André Larroudé, Le froid, 1960 (34/50)

Mis en ligne le 30 octobre 2025

Le 15 mai 2000, le Comité pour l’histoire économique et financière de la France lançait un concours autobiographique mobilisant 302 retraités de l’administration des douanes et permettant la collecte de 119 manuscrits complets pour un corpus de 11 433 pages.* Dans son avant-propos aux mémoires de René Drelon intitulées « Par le Cor et la Grenade », lauréat du premier prix du concours autobiographique « Pour la mémoire des douanes », René Rémond déclarait : “On est d’autant plus surpris à la lecture de ces récits, compte tenu de la brièveté de leurs études qui ne laissaient guère à leurs auteurs de possibilité d’acquérir une culture de type classique, de leurs qualités littéraires : ce concours révèle de vrais écrivains dont le talent éclate dans les descriptions de paysages, qui révèlent des sensibilités artistiques, comme dans les portraits souvent criant de vérité. Plusieurs ont de vraies réussites d’écriture pour le bonheur du lecteur.
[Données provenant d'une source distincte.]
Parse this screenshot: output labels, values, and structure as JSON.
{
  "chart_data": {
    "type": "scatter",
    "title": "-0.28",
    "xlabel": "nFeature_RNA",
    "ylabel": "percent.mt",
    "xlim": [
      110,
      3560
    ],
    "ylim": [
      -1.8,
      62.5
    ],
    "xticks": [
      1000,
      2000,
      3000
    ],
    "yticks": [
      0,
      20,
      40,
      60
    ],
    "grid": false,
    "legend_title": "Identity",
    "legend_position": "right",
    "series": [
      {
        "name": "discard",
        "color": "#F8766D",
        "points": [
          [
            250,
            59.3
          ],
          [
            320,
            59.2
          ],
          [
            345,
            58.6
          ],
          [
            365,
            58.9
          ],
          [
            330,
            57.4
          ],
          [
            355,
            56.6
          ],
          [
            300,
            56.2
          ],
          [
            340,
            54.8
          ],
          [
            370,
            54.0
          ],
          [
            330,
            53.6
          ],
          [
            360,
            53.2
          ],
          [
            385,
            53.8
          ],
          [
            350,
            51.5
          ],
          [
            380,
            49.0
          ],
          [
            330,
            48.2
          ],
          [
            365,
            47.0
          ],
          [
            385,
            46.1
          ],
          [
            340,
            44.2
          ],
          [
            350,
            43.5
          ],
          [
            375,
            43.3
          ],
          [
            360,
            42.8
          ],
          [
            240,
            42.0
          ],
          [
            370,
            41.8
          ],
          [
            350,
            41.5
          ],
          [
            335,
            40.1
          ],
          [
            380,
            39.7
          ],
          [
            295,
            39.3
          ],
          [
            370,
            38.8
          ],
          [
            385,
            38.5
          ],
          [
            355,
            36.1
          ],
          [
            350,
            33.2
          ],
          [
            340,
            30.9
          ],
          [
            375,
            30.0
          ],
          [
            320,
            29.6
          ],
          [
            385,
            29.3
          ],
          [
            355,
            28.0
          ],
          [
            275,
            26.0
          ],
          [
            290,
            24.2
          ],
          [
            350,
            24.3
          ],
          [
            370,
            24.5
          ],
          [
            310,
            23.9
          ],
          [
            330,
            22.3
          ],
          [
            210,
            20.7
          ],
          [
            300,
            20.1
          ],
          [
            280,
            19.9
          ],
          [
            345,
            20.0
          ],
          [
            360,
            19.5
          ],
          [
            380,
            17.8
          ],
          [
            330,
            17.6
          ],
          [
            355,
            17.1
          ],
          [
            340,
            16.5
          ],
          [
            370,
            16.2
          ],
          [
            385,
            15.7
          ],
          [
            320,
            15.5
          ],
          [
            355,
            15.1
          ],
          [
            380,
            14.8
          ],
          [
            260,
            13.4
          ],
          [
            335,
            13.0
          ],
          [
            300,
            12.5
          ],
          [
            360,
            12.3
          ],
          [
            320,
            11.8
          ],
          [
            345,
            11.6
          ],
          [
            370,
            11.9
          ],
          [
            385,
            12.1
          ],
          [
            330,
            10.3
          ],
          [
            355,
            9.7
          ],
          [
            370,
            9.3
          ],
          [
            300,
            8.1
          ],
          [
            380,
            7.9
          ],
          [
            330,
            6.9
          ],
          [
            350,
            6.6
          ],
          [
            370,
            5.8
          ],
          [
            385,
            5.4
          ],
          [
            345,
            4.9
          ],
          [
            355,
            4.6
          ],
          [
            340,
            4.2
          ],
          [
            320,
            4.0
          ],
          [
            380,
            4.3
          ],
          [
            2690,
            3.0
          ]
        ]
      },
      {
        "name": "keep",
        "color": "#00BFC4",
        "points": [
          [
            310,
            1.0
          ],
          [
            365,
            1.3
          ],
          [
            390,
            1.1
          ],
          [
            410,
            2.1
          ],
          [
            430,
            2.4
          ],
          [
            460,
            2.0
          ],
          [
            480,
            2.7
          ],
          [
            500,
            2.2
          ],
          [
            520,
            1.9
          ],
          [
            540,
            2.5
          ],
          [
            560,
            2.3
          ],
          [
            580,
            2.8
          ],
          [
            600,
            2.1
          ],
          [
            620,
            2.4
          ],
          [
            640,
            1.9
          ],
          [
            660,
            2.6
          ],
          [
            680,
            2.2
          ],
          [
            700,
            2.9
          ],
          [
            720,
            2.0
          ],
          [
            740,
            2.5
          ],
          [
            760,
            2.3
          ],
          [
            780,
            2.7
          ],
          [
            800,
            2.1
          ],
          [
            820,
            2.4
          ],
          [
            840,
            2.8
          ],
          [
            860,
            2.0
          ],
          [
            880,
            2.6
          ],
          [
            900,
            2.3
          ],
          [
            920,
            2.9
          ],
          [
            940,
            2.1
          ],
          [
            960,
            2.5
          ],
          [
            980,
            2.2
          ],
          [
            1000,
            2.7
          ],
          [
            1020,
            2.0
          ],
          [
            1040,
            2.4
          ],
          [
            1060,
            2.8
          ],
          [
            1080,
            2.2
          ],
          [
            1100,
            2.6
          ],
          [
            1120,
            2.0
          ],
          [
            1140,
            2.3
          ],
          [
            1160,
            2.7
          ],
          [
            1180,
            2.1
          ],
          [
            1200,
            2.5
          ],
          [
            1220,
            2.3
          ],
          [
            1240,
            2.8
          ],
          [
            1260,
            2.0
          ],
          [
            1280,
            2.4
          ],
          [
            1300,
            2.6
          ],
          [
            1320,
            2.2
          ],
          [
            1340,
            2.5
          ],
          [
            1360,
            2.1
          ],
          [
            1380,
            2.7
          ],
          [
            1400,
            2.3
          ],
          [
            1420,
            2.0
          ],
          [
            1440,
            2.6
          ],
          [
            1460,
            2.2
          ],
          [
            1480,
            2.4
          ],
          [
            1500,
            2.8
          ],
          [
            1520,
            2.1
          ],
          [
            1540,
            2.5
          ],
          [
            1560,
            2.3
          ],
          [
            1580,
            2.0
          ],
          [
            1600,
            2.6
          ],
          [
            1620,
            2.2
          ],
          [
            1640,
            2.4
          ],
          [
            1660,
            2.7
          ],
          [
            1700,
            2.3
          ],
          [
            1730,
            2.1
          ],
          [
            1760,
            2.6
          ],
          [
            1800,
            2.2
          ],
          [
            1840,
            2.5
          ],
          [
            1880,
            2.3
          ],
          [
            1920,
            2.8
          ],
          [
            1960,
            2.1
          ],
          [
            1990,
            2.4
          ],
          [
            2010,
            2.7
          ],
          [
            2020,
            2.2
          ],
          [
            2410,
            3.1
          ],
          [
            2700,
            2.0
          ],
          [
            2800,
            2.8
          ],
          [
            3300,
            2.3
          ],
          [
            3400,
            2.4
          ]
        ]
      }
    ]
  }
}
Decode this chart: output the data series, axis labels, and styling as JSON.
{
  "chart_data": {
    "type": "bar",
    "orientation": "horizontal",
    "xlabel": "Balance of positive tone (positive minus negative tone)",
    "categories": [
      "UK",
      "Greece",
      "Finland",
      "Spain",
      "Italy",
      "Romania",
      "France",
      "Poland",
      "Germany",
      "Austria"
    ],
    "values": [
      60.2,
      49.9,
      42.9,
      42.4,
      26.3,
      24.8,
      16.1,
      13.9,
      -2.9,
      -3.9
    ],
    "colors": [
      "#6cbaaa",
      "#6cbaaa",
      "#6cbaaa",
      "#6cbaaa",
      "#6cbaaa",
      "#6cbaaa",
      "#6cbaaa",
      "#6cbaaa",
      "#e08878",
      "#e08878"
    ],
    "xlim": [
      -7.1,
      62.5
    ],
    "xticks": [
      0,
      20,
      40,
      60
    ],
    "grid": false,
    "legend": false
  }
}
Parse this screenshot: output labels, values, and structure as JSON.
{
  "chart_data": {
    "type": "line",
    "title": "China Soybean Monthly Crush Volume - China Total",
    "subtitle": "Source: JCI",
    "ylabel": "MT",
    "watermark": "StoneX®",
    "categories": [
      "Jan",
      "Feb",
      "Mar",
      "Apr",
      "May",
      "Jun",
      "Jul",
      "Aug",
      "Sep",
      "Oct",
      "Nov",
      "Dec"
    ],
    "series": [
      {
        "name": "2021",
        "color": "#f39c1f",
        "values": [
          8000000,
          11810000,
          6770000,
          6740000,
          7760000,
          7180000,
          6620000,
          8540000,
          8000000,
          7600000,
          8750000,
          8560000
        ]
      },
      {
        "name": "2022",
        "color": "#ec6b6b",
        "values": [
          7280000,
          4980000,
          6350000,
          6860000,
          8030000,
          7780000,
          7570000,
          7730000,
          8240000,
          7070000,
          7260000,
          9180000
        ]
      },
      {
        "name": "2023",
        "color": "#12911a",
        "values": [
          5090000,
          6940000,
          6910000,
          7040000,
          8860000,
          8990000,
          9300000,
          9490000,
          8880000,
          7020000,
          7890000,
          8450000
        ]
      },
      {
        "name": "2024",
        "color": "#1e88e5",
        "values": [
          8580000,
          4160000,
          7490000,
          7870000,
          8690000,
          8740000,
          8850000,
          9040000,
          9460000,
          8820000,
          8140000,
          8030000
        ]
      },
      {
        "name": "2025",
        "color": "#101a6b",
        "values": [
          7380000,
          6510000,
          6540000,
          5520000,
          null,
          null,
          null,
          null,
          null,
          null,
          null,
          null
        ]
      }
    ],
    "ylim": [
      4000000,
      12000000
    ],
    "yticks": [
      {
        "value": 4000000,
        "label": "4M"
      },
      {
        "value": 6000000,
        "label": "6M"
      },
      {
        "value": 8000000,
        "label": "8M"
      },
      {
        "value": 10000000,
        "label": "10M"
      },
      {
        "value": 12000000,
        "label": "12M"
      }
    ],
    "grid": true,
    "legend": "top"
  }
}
Force est de penser que l’instruction reçue a été efficace.”** Ainsi d’André Larroudé, se décrivant comme un « humble métallo aux Forges de l’Adour […] Devenu fonctionnaire des douanes […] depuis 1954 » et poète en 1960.

 

Le froid, 1960*

 

Les douaniers
Un vent sauvage court, sous un ciel bas et sale.
Les arbres sans arrêt, agitent leurs bras nus,
Comme pour balayer le grand troupeau des nues,
Qui vient rapidement, dans la nuit qui s’affale.

 

Silencieux dans le soir, d’un pas automatique,
Sur le versant pentu, d’un col des Pyrénées,
Les douaniers, lentement, s’en vont la goutte au nez,
Sous leur noir capuchon, silhouettes tronc-coniques.

 

Par un sentier tordu, qui monte vers les crêtes,
Ils s’en vont loin… très loin ; pour attendre leur proie,
Dans quelque coin obscur, où ils auront très froid ;
Mais qu’importe ; ils s’en vont ; et leur marche est discrète.

 

Voici la roche creuse ; ils prennent position ;
Cependant que le vent multiplie les rafales
Et que tombe la nuit, abondante et glaciale,
Ils atteignent enfin, le point d’apparition.

 

C’est là que tout trempés, gelés et fatigués,
Mais prêts à faire feu, comme un chien de fusil,
Patients ils attendront, une belle saisie.
Attentifs dans le noir, tristes, ils font le guet.

 


*Source : De la penthière aux nouvelles frontières. Récits autobiographiques de douaniers, 1937-1996 – Morceaux choisis et commentés par Michèle Poulain,
IGPDE – Comité pour l’histoire économique et financière de la France (Cheff), 2012, p. 216.
Plus de renseignements sur https://www.economie.gouv.fr/igpde-editions-publications/penthiere-aux-nouvelles-frontieres .

**Source : René Rémond, Avant-propos, in René Drelon, Par le Cor et la Grenade, Comité pour l’histoire économique et financière de la France / IGPDE, « Mémoires », Paris, 2003, p. X.